Tutorials
Migrating from CloudQuery v0 to v1
We are thrilled to announce the release of the first major version of CloudQuery--see our v1 announcement blog post for details! With the new release comes a range of new exciting features, and this page is here to help you migrate an existing CloudQuery installation from v0 to v1.
Changes in V1 #
The announcement blog post lists many of the important improvements, and we won't re-iterate them all here. Most changes are internal and developer-facing, but some do impact existing CloudQuery teams. Those are:
Changes to the Configuration Format #
V1 introduces a new configuration format that is closely related to the old one, but an old configuration will need some massaging to work with the CloudQuery v1 CLI. Mostly because we now support multiple destinations, there are separate configs for source and destination plugins.
Source Plugins #
The new configuration format for source plugins are as follows:
kind: source
spec:
## Required. name of the plugin to use
name: 'aws' # required
# Required. Must be a specific version starting with v, e.g. v1.2.3
version: 'v30.1.0'
## Optional. Default: "github". Available: "github", "cloudquery", "local", "grpc"
registry: 'cloudquery'
## Plugin path. For official plugins, this should be in the format "cloudquery/<name>", e.g. "cloudquery/aws"
path: 'cloudquery/aws'
## Required. You can use ["*"] to sync all tables or specify specific tables. Please note that syncing all tables can be slow
## See all tables: https://hub.cloudquery.io/plugins/source/cloudquery/aws/tables
tables: ['aws_s3_buckets']
## Required. all destinations you want to sync data to.

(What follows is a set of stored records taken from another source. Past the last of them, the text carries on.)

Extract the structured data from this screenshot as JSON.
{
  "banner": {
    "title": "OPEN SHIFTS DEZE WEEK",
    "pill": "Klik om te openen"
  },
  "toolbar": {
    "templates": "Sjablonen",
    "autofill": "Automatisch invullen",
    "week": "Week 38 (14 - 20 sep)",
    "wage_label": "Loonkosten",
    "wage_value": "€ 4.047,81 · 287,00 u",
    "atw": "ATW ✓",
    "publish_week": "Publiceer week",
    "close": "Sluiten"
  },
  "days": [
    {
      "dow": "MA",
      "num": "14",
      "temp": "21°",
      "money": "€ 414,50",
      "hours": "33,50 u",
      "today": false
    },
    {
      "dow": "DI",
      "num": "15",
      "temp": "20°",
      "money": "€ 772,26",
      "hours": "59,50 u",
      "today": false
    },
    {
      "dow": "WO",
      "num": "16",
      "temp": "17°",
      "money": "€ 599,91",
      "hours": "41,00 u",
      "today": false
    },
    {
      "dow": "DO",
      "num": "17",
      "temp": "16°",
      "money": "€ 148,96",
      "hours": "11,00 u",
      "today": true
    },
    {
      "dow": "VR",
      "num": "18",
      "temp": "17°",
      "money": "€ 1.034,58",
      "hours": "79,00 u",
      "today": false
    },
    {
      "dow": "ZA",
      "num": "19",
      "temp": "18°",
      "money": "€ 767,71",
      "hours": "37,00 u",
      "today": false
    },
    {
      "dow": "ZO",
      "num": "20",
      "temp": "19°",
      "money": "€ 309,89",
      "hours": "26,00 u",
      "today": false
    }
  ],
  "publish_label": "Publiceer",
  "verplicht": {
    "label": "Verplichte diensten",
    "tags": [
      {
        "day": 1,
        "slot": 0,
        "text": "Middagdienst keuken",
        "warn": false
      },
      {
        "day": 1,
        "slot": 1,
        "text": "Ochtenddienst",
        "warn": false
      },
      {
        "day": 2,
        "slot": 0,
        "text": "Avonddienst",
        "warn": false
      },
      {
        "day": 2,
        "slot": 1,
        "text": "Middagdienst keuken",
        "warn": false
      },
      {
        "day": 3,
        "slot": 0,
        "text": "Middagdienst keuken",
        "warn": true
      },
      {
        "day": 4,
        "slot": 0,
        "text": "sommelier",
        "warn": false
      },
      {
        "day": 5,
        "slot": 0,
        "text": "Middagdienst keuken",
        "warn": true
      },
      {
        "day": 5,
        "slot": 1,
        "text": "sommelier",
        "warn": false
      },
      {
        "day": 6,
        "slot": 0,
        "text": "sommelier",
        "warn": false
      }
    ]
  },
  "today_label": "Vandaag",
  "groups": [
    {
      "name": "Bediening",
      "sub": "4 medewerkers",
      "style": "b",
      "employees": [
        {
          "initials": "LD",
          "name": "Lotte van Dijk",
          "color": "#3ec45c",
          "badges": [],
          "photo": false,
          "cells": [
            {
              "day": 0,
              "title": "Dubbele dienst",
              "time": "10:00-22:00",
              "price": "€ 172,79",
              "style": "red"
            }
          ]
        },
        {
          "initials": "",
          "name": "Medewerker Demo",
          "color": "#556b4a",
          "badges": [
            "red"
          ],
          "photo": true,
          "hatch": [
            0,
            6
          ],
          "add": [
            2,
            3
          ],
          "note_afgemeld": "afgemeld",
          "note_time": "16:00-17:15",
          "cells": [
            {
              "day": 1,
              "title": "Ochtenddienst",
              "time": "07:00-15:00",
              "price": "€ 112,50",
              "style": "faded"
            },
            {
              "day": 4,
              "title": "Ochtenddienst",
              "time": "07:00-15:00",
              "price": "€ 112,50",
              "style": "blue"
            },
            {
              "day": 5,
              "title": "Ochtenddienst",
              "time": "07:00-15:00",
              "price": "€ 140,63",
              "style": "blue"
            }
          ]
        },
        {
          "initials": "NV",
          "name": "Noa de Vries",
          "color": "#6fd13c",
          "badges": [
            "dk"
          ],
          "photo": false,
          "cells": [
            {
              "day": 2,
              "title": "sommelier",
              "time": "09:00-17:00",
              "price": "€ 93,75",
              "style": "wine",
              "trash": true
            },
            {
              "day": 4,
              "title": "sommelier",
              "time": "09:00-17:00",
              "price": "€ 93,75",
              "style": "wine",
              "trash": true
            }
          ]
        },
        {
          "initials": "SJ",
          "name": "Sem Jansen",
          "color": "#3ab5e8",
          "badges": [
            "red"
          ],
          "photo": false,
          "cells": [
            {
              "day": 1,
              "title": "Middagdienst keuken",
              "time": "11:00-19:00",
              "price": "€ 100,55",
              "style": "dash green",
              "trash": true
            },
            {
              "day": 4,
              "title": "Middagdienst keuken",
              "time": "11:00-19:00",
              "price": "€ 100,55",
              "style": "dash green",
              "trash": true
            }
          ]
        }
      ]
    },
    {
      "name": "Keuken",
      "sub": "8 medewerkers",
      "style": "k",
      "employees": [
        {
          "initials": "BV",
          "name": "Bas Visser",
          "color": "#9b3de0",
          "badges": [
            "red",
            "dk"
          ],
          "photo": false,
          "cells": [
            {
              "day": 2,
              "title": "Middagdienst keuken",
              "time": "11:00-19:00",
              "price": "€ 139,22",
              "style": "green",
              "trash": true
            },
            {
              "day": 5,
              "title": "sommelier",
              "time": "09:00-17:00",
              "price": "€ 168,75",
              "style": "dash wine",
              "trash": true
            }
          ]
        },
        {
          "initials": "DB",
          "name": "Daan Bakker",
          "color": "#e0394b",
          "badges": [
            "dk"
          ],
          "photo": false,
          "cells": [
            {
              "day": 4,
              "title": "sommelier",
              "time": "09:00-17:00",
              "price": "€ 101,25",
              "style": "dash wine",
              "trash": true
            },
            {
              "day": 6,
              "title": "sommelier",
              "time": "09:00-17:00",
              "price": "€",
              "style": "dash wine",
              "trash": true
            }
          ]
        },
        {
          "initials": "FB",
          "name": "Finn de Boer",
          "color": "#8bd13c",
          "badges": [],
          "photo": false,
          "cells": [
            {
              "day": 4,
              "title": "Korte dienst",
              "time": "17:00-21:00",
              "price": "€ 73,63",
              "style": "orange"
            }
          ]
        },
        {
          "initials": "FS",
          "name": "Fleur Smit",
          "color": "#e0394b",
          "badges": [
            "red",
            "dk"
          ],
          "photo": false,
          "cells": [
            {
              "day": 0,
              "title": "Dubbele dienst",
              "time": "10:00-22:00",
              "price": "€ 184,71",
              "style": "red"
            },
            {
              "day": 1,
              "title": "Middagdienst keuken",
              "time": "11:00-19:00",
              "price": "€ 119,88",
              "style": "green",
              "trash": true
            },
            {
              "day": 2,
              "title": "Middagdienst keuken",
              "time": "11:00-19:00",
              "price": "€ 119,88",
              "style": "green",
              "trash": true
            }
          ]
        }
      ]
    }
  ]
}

destinations: ['postgresql']
spec:
# plugin specific configuration.
Check the source spec documentation for general layout, and individual plugin documentation for details on how to configure the plugin-specific spec. Generally these will be the same as in v0, and all the same authentication functionality is still supported.
Destination Plugins #
The new configuration format for destination plugins (e.g. PostgreSQL, BigQuery, Snowflake, and more) is as follows:
kind: destination
spec:
## Required. name of the plugin
name: "postgresql"
path: "cloudquery/postgresql"
registry: "cloudquery"
# Required. Must be a specific version starting with v, e.g. v1.2.3
version: "v8.7.5"
## Optional. Default: "overwrite-delete-stale". Available: "overwrite-delete-stale", "overwrite", "append". Not all modes are
## supported by all plugins, so make sure to check the plugin documentation for more details.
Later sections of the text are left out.